WHY rates are soaring ...
Why the Snoozefest in Bonds May Be Coming to an End
When professional traders want to speculate on U.S. interest rates, they primarily use bond futures. And for several months, 30-year Treasury, or "long bond," futures prices have been fluctuating in a range — roughly between 109 16/32 and 115.
Remember, bond prices and yields (meaning, interest rates) move in opposite directions. But when bond prices go nowhere, interest rates remain stable. For example, the yield on 10-year Treasuries has vacillated between 4.43% and 4.90% for about nine months.
The primary reason for the lack of action in bonds? The economy has been trapped in what I call "Stagflation Lite."
See, inflation remains above the Federal Reserve Board's preferred range. Typically, that would drive bond prices lower and interest rates higher.
However, economic growth has been weakening — the economy expanded just 1.3% in the first quarter, the smallest gain in four years. Economic weakness typically drives bond prices higher and interest rates lower.
Bottom line: We've seen a big battle with a lot of bloodshed … but no real progress on either side. Thus, bond prices and interest rates have been stuck in neutral.
That may finally be changing, though:
1. China diversification fears — When it comes to currency reserves, China is the 800-pound gorilla. Its reserves topped $1.2 trillion in March, up 37% from a year ago. That accounts for 23% of the world's reserves, far ahead of the next largest player (Japan at 17%).
China's money pool is swelling because the country is running massive surpluses with its trading partners. In the past, it was content to just let the vast majority of that money sit in low-yielding U.S. Treasury bonds and other debt instruments. At last count, it had more than $420 billion of them.
Now, China is now looking to diversify its reserves into other investments. It's setting up a reserve-management business that will take those funds and invest them in all kinds of instruments — foreign stocks, Chinese firms, and more. We just learned, for example, that China is giving $3 billion to private equity firm Blackstone Group.
If China stops buying so many Treasuries, who's going to step up to the plate? That's a question bondholders can't answer, so they're turning into nervous sellers.
2. Inflation concerns are winning out — It was easy for bond traders to ignore high inflation readings a few months ago when the economy was falling apart, housing was crashing, stocks were tanking, and oil and gas prices were slumping.
But a few recent economic readings (initial jobless claims, industrial production, etc.) have leveled out.
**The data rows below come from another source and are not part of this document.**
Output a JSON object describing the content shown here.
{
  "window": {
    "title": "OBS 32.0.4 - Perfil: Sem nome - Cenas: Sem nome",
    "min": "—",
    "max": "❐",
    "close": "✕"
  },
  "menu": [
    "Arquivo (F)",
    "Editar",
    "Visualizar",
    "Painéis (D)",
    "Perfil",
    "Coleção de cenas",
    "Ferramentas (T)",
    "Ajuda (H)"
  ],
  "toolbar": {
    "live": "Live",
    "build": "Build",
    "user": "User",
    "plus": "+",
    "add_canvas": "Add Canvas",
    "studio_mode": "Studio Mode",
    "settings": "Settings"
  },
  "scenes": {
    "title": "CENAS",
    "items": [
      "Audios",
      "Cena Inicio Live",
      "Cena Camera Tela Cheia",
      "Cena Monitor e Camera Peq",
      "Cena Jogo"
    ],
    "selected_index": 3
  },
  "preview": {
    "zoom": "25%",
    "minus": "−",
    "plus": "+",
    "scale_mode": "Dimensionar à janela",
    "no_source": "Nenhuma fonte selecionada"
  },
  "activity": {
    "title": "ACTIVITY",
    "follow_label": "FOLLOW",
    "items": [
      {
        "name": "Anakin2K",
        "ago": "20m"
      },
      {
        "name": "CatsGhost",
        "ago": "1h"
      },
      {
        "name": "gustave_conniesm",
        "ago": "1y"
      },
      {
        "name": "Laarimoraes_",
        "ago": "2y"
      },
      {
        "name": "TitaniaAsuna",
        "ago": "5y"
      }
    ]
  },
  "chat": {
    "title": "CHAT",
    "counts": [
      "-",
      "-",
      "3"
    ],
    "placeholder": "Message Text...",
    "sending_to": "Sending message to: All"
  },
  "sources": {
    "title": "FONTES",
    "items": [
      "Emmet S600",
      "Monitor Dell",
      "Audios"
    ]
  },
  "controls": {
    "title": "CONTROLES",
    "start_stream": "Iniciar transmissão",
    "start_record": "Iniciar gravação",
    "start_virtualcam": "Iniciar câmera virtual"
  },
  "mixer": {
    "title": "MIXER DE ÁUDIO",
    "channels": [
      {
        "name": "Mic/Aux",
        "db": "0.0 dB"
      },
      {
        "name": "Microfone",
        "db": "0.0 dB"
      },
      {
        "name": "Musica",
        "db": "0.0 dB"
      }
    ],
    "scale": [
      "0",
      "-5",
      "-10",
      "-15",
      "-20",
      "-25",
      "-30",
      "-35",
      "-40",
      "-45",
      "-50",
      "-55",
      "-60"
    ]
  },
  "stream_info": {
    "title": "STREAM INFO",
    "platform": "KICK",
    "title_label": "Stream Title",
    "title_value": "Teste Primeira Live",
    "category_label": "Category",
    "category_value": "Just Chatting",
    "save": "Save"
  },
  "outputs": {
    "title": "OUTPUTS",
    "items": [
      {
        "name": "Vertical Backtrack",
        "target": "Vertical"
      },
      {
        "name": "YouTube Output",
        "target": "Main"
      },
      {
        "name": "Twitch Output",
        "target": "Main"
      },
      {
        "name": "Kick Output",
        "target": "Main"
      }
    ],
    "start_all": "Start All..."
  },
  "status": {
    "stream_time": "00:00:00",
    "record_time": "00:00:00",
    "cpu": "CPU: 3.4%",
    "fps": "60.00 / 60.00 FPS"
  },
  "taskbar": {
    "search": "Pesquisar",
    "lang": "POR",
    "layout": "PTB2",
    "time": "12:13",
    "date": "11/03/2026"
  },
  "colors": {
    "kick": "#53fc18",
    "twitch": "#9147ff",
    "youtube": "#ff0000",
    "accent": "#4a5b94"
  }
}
And while the news on housing isn't getting better, it isn't getting much worse, either (A note from today: That has changed since I wrote the piece with the news that for-sale inventories have soared to all-time highs). Plus, the global stock markets are rallying sharply.
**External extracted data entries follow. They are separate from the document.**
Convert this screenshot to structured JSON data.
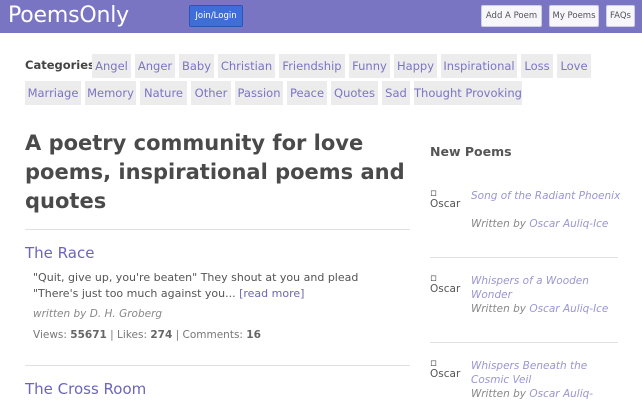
{
  "header": {
    "logo": "PoemsOnly",
    "join_label": "Join/Login",
    "add_label": "Add A Poem",
    "my_label": "My Poems",
    "faq_label": "FAQs"
  },
  "categories": {
    "label": "Categories:",
    "items": [
      "Angel",
      "Anger",
      "Baby",
      "Christian",
      "Friendship",
      "Funny",
      "Happy",
      "Inspirational",
      "Loss",
      "Love",
      "Marriage",
      "Memory",
      "Nature",
      "Other",
      "Passion",
      "Peace",
      "Quotes",
      "Sad",
      "Thought Provoking"
    ]
  },
  "main": {
    "headline": "A poetry community for love poems, inspirational poems and quotes",
    "poems": [
      {
        "title": "The Race",
        "excerpt": "\"Quit, give up, you're beaten\" They shout at you and plead \"There's just too much against you...",
        "read_more": "[read more]",
        "author_prefix": "written by",
        "author": "D. H. Groberg",
        "views_label": "Views:",
        "views": "55671",
        "likes_label": "Likes:",
        "likes": "274",
        "comments_label": "Comments:",
        "comments": "16"
      },
      {
        "title": "The Cross Room"
      }
    ]
  },
  "sidebar": {
    "title": "New Poems",
    "items": [
      {
        "img_alt": "Oscar",
        "title": "Song of the Radiant Phoenix",
        "by_prefix": "Written by",
        "author": "Oscar Auliq-Ice"
      },
      {
        "img_alt": "Oscar",
        "title": "Whispers of a Wooden Wonder",
        "by_prefix": "Written by",
        "author": "Oscar Auliq-Ice"
      },
      {
        "img_alt": "Oscar",
        "title": "Whispers Beneath the Cosmic Veil",
        "by_prefix": "Written by",
        "author": "Oscar Auliq-"
      }
    ]
  },
  "colors": {
    "header_bg": "#7a75c3",
    "join_bg": "#3f6fd6",
    "link": "#6b66b8",
    "chip_bg": "#ececec"
  }
}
As a result, fixed-income investors are finally focusing on the elephant in the room: Inflation. The fact of the matter is that import prices, producer prices, and overall consumer prices are all still rising at a decent clip. The so-called "core" Consumer Price Index isn't rising as quickly as it was a few months ago, true. But it remains well above the Fed's comfort zone.
3. Foreign interest rates keep on climbing — I've said it before and I'll say it again: While our central bank has wussed out in the anti-inflation fight, foreign central banks have not.
The European Central Bank is raising rates. The Reserve Bank of New Zealand is raising rates. Central banks in India and China are raising rates. And so is the Bank of England (BOE). In fact, policymakers at the BOE even considered raising rates by half a percentage point at their most recent meeting, rather than the customary one-quarter of a percentage point.
Until recently, those foreign rate hikes mostly impacted the U.S. dollar — driving its value down. Now, those rate hikes are starting to push up U.S. interest rates, too.
So if you're wondering WHY we're seeing carnage in bonds, that's my take.